[Dundi] Caching

Sat Oct 23 17:29:51 CDT 2004

At 4:55 PM -0500 on 10/23/04, Mark Spencer wrote:
>>	I would rather see a mechanism for Announcers to push changes into
>>the peer group. Changes delays then become a function of convergence time
>>rather than TTL.
>
>This becomes totally unmanagable with a large system because 
>essentially every node must know the routes for all numbers as they 
>come and go.

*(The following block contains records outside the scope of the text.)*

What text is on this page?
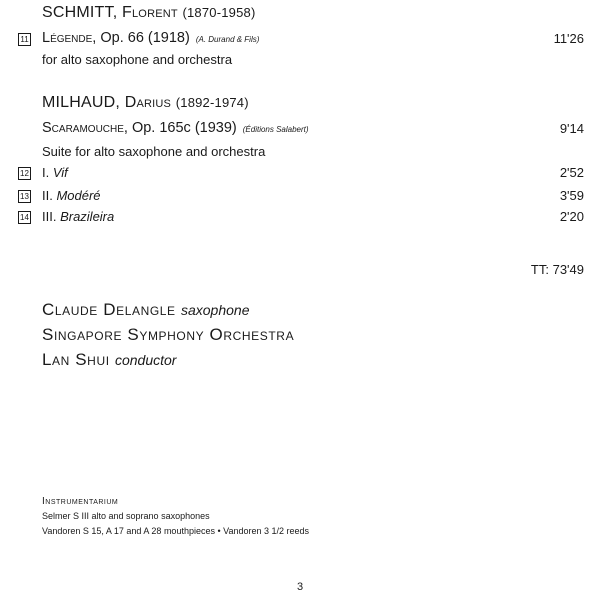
SCHMITT, Florent (1870-1958)
11 Légende, Op. 66 (1918) (A. Durand & Fils)	11'26
for alto saxophone and orchestra
MILHAUD, Darius (1892-1974)
Scaramouche, Op. 165c (1939) (Éditions Salabert)	9'14
Suite for alto saxophone and orchestra
12 I. Vif	2'52
13 II. Modéré	3'59
14 III. Brazileira	2'20
TT: 73'49
Claude Delangle saxophone
Singapore Symphony Orchestra
Lan Shui conductor
Instrumentarium
Selmer S III alto and soprano saxophones
Vandoren S 15, A 17 and A 28 mouthpieces • Vandoren 3 1/2 reeds
3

Definitely a bad idea.  However, we recently added a 
>"PRECACHE" function to DUNDI so that, for example, smaller nodes 
>could "PRECACHE" answers up to a more master node.
>
>If this works, then we could setup a "best practices" policy that 
>nodes with less than a thousand (or whatever the magic number is) 
>routes would simply "PRECACHE" their answers up to one or two other 
>nodes, rather than actually be queried the whole time.
>
>What do people think about this?

I think that's reasonable.  At a minimum, it would allow for much 
faster lookup times in an enterprise environment that was 
topologically distributed by allowing a full cache push.  Even a 1 or 
2 second delay in some companies during a number lookup is perceived 
to be "too long".  Whaddevah.

The trick on this is enforcement of the "magic" number by the caching 
host.  In other words, don't let someone dump a million routes into 
your cache.  If you want to protect the core, some type of backoff is 
required when accepting large amounts of updates.  Careful that this 
is configurable; there may be some nodes that due to natural growth 
will see loads that appear to be flooding of pre-cache data, so this 
needs to be a turnable knob.

I'd say that as a start, 1000 numbers would be reasonable as a 
hardcoded default as a precache push if that option was turned on on 
the "announcer".  Similarly, 1000 numbers within 10 seconds might be 
a reasonable trigger (rolling average?) at which a "listener" would 
start to back off or slow down ACKs.  Again, this should be able to 
be tuned per DUNDi "peer", as some people won't care or will want a 
more aggressive cache pre-population.   Also, putting in a slowdown 
for ACKs might also be able to prevent some inadvertent DOS attacks 
due to misconfiguration - I can't think of an exact instance where 
that would be the case right now, but I've seen some really whacky 
dialplans that might cause lots of headaches for peers.

JT